Product lines (single level)
Groups of products. Product can only be in single product line.
Manufacturers (single level)
Products and product lines can be assigned to single manufacturer.
Supported software (single level)
Certain products only work with one or more softwares, so a product/line can be assigned to none, one or more softwares.
Attribues (type / options - could be treated so each type is a category and items are children)
Products and product lines can be assigned attributes (eg - color > red / blue / green). Attributes should be able to be assigned to one or more categories.
Since all these items are basically types of subcategories, do I put them all together in a master table OR split them into separate tables for each one?
Master table idea:
ClassificationTypes (product line, category/sub, manufacturer, software, attribute would all be types)
-TypeID
-Name
Classifications
-ClassID
-TypeID
-ParentClassID
-Name
ClassificationsProductsAssociations
-ProductID
-ClassID
I would still need at least one more table to link types together (eg - to link attributes to a category) and a way to link product lines to various types.
If I go with a table for each type it can get messy quick and I will still need a way to link everything together.
Multiple table setup:
Categories
-CategoryID
-Name
-ParentCategoryID
CategoriesAssociations
-CategoryID
-ProductID
-ProductLineID ?
Attributes
-AttributeID
-Name
-ParentAttributeID (use this as the parent would be "color" and child would be "red")
AttributesAssociations
-AttributeID
-ProductID
-CategoryID (do I also need to link the category to the parent attribute?)
CompatibleSoftware
-SoftwareID
-Name
CompatibleSoftwareAssociations
-SoftwareID
-ProductID
-ProductLineID ?
Manufacturers
-ManufacturerID
-Name
ProductLines
-ProductLineID
-ManufacturerID
-Name
Products
-ProductID
-ProductLineID
-ManufacturerID
-Name
Other option for associations is to have a single associations table to link the tables above:
Master Associations
-ProductID
-ProductLineID
-ManufacturerID
-CategoryID
-SoftwareID
-AttributeID
What is the best solution?
Go for multiple tables, it makes the design more obvious and more extensible, in my opinion. While it may fit your solution now, further changes may be more difficult.
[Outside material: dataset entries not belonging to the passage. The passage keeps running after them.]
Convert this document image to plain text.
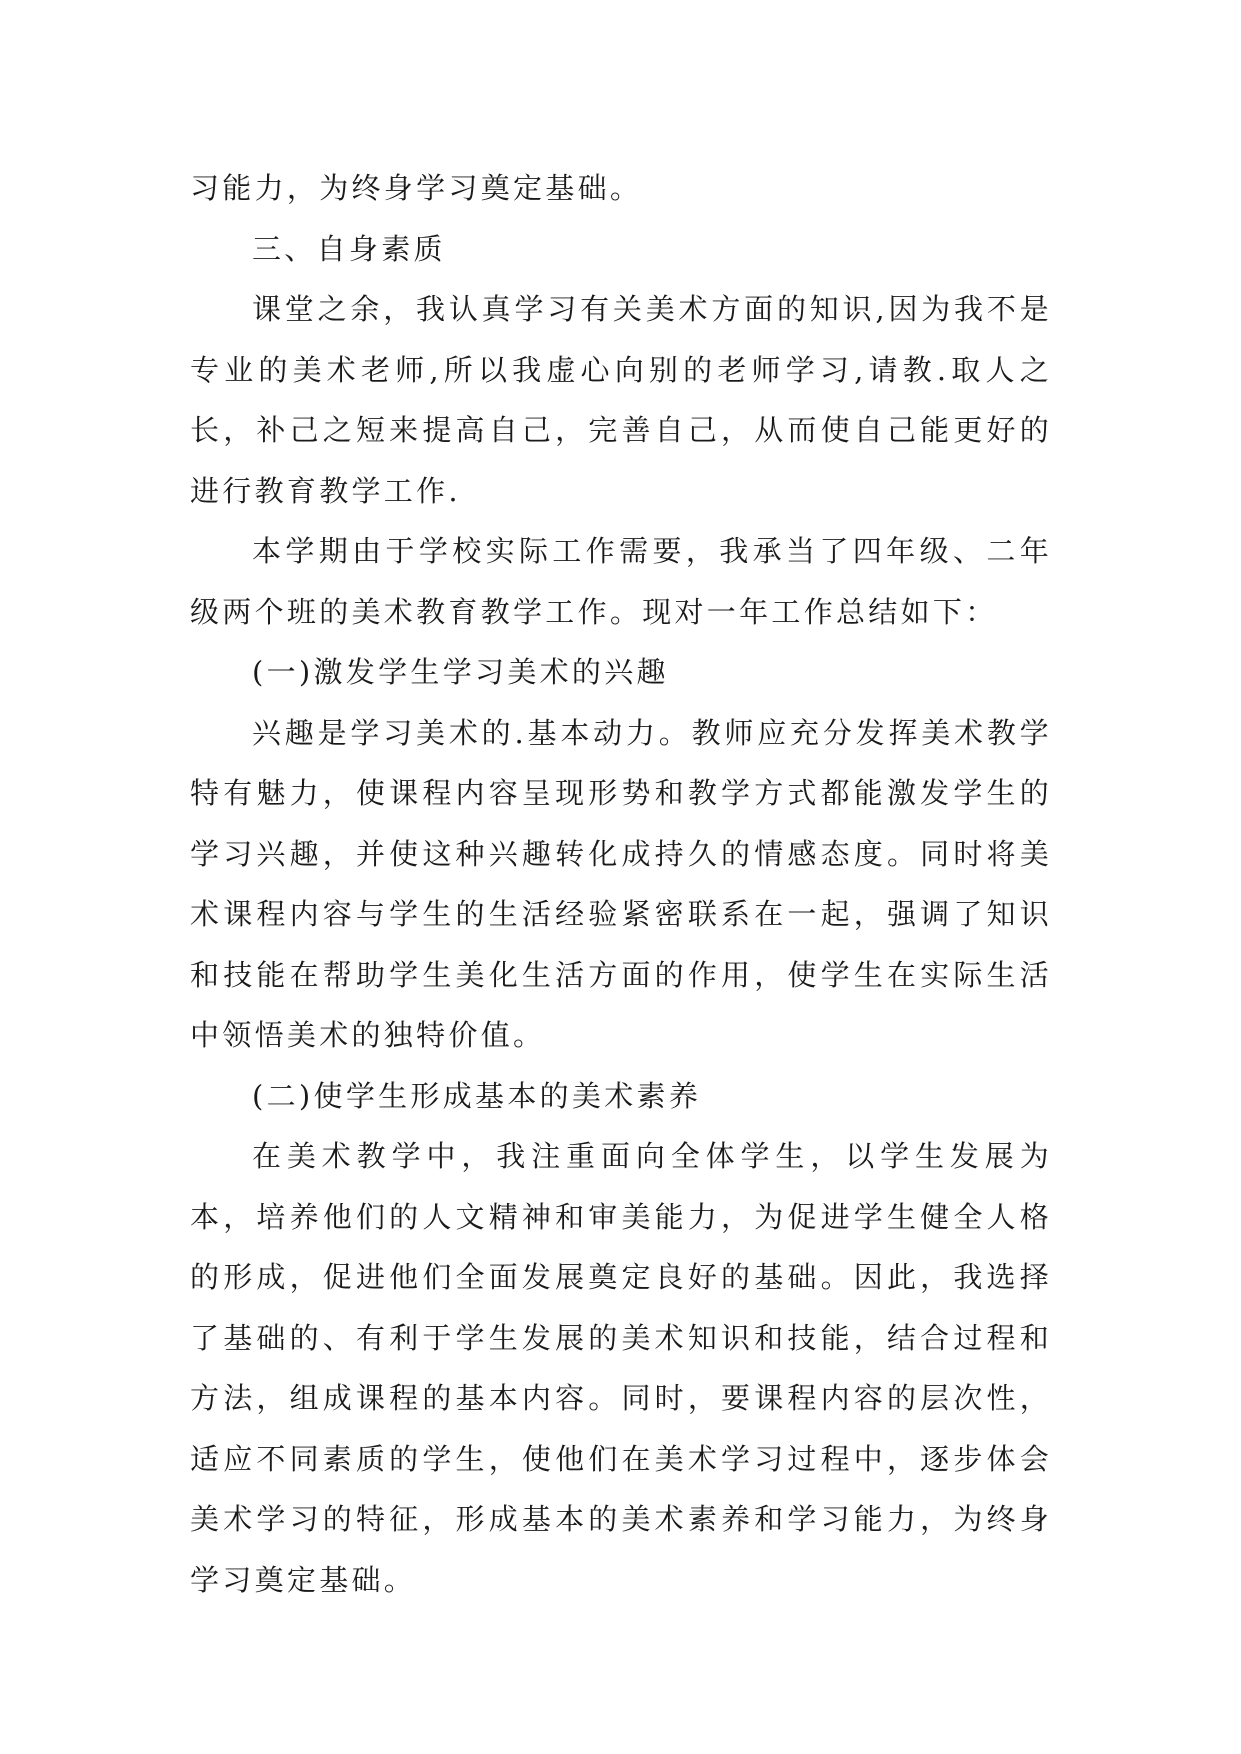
习能力，为终身学习奠定基础。

三、自身素质

课堂之余，我认真学习有关美术方面的知识,因为我不是专业的美术老师,所以我虚心向别的老师学习,请教.取人之长，补己之短来提高自己，完善自己，从而使自己能更好的进行教育教学工作.

本学期由于学校实际工作需要，我承当了四年级、二年级两个班的美术教育教学工作。现对一年工作总结如下：

(一)激发学生学习美术的兴趣

兴趣是学习美术的.基本动力。教师应充分发挥美术教学特有魅力，使课程内容呈现形势和教学方式都能激发学生的学习兴趣，并使这种兴趣转化成持久的情感态度。同时将美术课程内容与学生的生活经验紧密联系在一起，强调了知识和技能在帮助学生美化生活方面的作用，使学生在实际生活中领悟美术的独特价值。

(二)使学生形成基本的美术素养

在美术教学中，我注重面向全体学生，以学生发展为本，培养他们的人文精神和审美能力，为促进学生健全人格的形成，促进他们全面发展奠定良好的基础。因此，我选择了基础的、有利于学生发展的美术知识和技能，结合过程和方法，组成课程的基本内容。同时，要课程内容的层次性，适应不同素质的学生，使他们在美术学习过程中，逐步体会美术学习的特征，形成基本的美术素养和学习能力，为终身学习奠定基础。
I agree to Paddy. It makes your life easier in the future and you are much more flexible. You might want to put in stock control and other stuff. To link everything together use the id's (integer) parent/child of the tables.
I think multiple tables is the way to go, but to really know, do this: Flesh out the design for both ways and then take a sample of 5-10 products.
Populate the tables in both designs for the 5-10 products.
Now start writing the queries for both ways. You will start to see which is easier to write (the single table I bet), and you might find cases that only work in one design (the multi-table I bet.)
When you are done you have not lost the work -- you can use the table schema to move forward and some of your queries will already be written.
If you get to a query that does not make sense, seems to complicated, or such you can post it here and get feed back -- having real code always gets better comments.
Just wanted to post my decision and since I was not satisfied with any of the answers provided, I have elected to answer my own question.
I ended up setting up a a single set of tables:
Classification Types (eg - product lines, categories, manufacturers, etc)
Classifications (supporting parent/child adjacency list, nested sets, and materialized path all at once in order to take advantage of strengths of each. I have a SQL CTE that can populate all the fields in one go when the data changes)
Classifications Relations (with ability to relate products to classifications, relate classifications to other classifications and also relate classifications to other types)
I will admit that the solution is not 100% normalized, but this setup gives me ultimate flexibility to expand by creating new types and is very powerful and easy to query.